24.Mühür

5K 322 67
                                    

Merhaba benim sabırlı okuyucularım. Biliyorum geç geldim. Ama neden?

Çünkü o büyük kavuşma gerçekleşti. 🥀🥀🥀 Şöyle bir bölüm görürseniz atlayabilirsiniz. 🤭

Ama mümkün olduğunca çok detaylı anlatmamaya çalıştım. Vıcık vıcık bir şeyler yok yani. 😅 (Biraz utandım ve ilk yazışım.)

Bu arada agliyodumgormemisim  çok teşekkür ediyorum. Kaçış için yeni kapat tasarlamış. Özelden yazamamıştım. Fırsatım olmadı, eğer okuyorsan buradan sana öpücük yolluyorum 😘. En kısa zaman da kitap kapağı olatak değiştireceğim. Bu bölüm de senin olsun 💜

Hepinizi öpüyorum ve keyifli okumalar diliyorum. 🥰

***

Gerginliğimi yansıtmadan hafifçe gülümsedim ve bol köpüklü sade kahveyi Rheyold'un önüne bıraktım. Çapkınca göz kırpıp kalçama vurdu.

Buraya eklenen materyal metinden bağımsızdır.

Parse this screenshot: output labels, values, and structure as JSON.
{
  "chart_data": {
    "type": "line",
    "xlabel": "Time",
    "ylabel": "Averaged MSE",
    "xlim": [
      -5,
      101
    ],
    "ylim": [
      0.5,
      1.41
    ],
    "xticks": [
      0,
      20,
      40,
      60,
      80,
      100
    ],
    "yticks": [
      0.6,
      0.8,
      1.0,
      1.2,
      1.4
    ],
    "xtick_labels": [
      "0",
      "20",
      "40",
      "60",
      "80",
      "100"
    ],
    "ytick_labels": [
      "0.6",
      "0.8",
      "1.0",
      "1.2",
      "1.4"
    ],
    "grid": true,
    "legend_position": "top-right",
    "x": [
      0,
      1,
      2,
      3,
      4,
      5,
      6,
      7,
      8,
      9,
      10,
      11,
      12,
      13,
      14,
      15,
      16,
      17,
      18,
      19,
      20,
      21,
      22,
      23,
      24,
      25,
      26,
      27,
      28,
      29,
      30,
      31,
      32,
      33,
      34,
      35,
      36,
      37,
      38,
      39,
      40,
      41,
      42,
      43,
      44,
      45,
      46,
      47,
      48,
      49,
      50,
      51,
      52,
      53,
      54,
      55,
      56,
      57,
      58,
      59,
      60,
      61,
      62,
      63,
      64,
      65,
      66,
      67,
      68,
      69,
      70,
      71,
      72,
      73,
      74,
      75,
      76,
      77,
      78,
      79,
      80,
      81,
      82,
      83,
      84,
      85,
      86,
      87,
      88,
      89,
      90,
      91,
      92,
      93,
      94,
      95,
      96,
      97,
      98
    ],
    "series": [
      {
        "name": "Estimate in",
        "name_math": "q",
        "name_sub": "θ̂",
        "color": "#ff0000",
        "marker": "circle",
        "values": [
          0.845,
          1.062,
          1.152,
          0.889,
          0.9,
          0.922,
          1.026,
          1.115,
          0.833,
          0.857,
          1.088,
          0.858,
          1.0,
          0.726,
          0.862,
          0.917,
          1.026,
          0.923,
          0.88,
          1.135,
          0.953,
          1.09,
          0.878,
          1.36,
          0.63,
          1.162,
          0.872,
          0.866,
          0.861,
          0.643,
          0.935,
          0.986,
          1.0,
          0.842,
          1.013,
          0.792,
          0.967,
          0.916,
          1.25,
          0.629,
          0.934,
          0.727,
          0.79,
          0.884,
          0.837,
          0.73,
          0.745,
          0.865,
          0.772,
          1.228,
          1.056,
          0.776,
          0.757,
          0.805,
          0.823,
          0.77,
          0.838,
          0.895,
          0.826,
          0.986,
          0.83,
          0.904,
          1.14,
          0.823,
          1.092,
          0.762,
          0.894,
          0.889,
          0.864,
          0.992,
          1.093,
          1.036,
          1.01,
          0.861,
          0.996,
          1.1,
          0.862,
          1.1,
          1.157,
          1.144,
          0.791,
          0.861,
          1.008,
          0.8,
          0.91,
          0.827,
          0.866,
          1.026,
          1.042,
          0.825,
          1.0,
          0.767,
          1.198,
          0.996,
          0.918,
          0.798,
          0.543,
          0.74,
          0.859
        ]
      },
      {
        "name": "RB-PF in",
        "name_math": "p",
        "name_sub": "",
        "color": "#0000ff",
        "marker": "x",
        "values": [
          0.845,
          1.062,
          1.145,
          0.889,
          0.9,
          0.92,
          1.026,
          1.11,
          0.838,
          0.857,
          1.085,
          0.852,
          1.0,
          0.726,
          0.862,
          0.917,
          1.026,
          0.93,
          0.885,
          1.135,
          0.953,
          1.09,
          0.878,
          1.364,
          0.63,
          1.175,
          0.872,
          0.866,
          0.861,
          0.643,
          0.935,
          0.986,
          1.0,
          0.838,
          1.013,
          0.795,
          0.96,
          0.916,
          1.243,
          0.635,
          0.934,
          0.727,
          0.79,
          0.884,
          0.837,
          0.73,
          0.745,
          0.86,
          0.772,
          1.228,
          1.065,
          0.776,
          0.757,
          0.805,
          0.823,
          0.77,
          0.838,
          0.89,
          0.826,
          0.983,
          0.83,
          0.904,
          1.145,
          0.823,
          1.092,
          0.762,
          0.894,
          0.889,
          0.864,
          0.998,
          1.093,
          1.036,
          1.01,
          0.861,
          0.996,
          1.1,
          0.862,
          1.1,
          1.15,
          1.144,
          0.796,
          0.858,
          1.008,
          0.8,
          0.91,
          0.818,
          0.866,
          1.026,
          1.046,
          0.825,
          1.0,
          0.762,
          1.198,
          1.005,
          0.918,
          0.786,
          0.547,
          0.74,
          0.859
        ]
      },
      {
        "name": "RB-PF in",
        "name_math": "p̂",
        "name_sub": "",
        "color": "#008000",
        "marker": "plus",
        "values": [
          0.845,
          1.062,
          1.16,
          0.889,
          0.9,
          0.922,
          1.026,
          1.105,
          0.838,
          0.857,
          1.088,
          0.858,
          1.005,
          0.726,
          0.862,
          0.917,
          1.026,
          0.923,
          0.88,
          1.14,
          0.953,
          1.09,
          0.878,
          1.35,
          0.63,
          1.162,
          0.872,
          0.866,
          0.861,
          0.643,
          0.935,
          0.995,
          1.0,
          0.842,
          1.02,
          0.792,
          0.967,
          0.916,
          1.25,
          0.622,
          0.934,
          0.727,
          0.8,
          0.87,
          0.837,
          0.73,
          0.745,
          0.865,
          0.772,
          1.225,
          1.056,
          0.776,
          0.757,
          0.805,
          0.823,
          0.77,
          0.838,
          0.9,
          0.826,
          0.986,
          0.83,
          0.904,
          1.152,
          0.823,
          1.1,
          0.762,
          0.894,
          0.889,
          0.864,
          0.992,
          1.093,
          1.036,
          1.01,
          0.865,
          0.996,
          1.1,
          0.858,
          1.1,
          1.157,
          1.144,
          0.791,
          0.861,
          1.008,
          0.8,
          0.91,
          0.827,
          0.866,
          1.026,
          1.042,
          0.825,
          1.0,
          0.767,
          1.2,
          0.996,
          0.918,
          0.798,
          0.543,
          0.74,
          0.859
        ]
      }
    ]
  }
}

"Ya!" Acıyan yeri okşayıp ters ters sırıtan Rheyold'a baktım. Tekrar mutfağa girip çikolatalı keki tabaklara koyup onları da içeriye götürdüm.

Rheyold rahat bir şekilde bacaklarını açmış karşısında ki dev ekranda bir şeyler seçiyordu. Kendimi yanına atarken tabakları da sehpaya bıraktım.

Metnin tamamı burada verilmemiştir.